Personal information
- Born: 25 May 1938 Baringo District, Kenya
- Died: 7 October 2019 (aged 81)
- Height: 1.65 m (5 ft 5 in)
- Weight: 63 kg (139 lb)

Sport
- Sport: Athletics
- Events: 400 m, 400 m hurdles

Achievements and titles
- Personal bests: 400 m – 47.0y (1960) 400 mH – 51.39 (1960)

Medal record
Representing Kenya
British Empire and Commonwealth Games
| Bronze medal – third place | 1958 Cardiff | 440 yard hurdles |

= Bartonjo Rotich =

Kenyan sprinter and hurdler (1938–2019)

Bartonjo Rotich (25 May 1938 - 7 October 2019) was a runner from Kenya who specialised in 400 metres and 400 metres hurdles.

He went to Alliance High School. Rotich competed at the 1956 Summer Olympics, but failed to advance past 400 metres heats and 4x400 metres relay heats.

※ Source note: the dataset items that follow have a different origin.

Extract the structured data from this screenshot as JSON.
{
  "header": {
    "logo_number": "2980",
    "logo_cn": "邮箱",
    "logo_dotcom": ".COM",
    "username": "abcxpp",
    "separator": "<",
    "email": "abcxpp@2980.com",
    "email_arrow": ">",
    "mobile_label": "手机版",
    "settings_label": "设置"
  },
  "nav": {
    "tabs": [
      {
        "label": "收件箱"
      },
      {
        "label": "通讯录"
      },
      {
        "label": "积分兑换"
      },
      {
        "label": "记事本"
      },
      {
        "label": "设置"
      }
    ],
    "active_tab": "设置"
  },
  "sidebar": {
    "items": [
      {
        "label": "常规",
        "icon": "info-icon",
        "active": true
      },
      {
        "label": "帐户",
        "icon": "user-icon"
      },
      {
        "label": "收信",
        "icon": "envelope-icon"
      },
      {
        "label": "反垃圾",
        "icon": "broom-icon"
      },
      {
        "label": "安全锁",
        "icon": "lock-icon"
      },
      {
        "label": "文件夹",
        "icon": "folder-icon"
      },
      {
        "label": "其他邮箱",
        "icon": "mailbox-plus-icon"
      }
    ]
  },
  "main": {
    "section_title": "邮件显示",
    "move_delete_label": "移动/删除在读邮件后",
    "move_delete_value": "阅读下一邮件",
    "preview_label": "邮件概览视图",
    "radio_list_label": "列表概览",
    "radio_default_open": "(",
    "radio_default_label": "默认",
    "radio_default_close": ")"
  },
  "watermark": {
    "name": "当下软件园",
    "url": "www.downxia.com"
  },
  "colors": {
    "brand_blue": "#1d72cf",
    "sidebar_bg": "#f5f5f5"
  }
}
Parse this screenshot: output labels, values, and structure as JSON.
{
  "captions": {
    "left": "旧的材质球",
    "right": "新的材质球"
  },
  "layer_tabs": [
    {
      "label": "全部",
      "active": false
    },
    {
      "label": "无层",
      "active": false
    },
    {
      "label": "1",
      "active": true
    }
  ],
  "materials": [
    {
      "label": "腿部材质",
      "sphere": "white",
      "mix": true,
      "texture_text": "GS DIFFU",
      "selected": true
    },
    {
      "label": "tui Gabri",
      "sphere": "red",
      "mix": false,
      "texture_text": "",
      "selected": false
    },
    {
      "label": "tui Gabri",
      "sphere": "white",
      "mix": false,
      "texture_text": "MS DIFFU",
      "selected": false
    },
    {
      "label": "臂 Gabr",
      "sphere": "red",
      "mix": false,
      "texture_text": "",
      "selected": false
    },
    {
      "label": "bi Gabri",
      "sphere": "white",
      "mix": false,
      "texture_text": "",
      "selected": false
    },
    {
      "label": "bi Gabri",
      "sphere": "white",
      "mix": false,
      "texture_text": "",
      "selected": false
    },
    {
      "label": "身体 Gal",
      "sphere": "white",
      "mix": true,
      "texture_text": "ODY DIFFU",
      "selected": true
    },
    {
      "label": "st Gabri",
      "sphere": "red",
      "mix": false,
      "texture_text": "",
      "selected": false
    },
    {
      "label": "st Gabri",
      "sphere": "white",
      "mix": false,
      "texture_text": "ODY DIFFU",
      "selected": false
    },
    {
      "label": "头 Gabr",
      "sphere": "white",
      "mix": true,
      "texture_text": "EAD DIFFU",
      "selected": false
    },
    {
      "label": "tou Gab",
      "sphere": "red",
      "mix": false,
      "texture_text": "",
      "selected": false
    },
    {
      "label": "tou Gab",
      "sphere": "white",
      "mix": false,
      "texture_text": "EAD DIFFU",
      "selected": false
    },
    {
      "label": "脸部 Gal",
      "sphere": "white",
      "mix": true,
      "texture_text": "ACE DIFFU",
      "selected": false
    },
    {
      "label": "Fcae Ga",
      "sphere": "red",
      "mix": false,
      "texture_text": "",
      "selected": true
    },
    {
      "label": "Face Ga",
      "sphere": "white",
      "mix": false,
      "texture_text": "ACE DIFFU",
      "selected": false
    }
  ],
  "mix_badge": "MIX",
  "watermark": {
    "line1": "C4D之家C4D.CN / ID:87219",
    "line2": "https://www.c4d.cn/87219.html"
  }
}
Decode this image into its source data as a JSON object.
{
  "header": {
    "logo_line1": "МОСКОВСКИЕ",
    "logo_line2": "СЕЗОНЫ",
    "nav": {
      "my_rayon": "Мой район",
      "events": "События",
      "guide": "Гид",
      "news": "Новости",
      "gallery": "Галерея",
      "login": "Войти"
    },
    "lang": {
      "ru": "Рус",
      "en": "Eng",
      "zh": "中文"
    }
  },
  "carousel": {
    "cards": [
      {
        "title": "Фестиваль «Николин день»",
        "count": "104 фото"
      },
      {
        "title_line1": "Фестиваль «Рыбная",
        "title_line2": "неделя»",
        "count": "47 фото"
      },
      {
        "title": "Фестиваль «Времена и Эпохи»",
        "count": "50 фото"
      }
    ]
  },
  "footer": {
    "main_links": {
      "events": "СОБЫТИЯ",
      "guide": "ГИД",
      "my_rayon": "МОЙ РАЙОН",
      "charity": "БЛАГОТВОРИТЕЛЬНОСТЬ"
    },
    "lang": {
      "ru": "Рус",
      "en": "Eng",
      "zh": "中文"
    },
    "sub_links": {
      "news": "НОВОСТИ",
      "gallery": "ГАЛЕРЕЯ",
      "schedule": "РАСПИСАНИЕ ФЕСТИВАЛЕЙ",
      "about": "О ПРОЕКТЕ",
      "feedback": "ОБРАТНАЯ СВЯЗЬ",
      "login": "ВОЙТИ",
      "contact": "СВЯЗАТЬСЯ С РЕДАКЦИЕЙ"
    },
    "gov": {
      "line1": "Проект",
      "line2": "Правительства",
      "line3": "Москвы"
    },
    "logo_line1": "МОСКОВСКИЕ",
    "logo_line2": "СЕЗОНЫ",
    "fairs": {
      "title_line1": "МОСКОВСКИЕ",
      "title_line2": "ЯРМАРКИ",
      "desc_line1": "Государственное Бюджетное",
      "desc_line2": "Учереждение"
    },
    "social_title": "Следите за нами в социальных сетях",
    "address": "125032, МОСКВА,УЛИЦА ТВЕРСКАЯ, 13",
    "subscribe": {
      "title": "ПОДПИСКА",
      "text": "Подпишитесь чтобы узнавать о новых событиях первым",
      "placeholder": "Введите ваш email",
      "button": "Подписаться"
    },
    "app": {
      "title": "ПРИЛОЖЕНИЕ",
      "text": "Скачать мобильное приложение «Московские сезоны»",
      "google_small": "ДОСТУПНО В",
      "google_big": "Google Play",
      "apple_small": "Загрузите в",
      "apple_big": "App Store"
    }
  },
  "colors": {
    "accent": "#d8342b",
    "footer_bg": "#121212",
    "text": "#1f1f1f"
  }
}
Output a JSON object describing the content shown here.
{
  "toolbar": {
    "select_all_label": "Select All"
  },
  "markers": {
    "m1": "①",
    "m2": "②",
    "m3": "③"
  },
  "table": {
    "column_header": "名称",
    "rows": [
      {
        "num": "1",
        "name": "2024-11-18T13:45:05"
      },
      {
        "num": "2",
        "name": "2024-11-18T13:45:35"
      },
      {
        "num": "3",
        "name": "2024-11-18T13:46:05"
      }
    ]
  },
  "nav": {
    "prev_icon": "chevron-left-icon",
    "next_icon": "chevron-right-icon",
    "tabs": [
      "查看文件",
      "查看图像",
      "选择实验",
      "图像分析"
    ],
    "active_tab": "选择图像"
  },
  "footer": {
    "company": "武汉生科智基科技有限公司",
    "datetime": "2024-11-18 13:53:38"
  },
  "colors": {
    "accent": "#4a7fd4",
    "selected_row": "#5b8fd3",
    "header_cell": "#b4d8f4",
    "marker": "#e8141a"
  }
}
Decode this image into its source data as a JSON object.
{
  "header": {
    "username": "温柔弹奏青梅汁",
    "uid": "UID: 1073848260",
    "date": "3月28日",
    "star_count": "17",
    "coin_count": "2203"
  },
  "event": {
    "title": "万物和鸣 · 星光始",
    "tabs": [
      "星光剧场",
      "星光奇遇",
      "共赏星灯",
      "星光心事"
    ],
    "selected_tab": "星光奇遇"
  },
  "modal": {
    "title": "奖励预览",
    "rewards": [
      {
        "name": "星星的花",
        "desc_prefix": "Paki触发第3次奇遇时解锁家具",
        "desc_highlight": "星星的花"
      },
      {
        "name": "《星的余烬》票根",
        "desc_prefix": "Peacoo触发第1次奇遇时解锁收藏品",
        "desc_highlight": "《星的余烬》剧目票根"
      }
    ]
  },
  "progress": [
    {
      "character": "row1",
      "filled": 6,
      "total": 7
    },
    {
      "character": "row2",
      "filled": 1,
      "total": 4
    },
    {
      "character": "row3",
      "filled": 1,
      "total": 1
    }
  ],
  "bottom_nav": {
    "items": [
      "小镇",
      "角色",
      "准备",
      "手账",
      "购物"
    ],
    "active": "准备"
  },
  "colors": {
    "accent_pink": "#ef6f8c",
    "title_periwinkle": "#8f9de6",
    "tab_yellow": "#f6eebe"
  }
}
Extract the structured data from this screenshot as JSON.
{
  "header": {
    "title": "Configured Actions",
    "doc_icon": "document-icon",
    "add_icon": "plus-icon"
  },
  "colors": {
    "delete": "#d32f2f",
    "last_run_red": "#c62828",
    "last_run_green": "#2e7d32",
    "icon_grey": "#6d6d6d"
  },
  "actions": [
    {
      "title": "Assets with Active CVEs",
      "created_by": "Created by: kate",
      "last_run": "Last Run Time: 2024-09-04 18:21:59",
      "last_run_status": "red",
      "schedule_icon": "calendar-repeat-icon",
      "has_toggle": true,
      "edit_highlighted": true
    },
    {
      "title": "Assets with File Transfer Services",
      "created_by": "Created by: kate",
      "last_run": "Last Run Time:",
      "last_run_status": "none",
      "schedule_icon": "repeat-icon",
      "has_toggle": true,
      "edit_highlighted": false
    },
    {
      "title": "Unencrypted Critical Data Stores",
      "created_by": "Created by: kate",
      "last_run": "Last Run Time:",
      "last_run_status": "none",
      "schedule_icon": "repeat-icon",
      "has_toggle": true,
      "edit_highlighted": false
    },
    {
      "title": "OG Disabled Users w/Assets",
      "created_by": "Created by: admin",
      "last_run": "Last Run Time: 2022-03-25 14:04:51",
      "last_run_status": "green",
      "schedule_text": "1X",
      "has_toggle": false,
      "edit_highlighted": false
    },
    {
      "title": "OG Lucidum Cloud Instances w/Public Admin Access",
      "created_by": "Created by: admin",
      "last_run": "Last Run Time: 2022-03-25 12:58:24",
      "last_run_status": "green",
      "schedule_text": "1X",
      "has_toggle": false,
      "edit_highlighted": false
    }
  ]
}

At the 1958 British Empire and Commonwealth Games, he finished third in the 440 yards hurdles race. By this result he became the first Kenyan athlete to win a medal at any intercontinental championships alongside Arere Anentia, who won bronze medal over 6 miles race. He competed at the 1960 Summer Olympics and he reached 400 metres hurdles semifinals and 400 metres quarterfinals.

He was the chairman of Athletics Kenya from 1968 to 1972.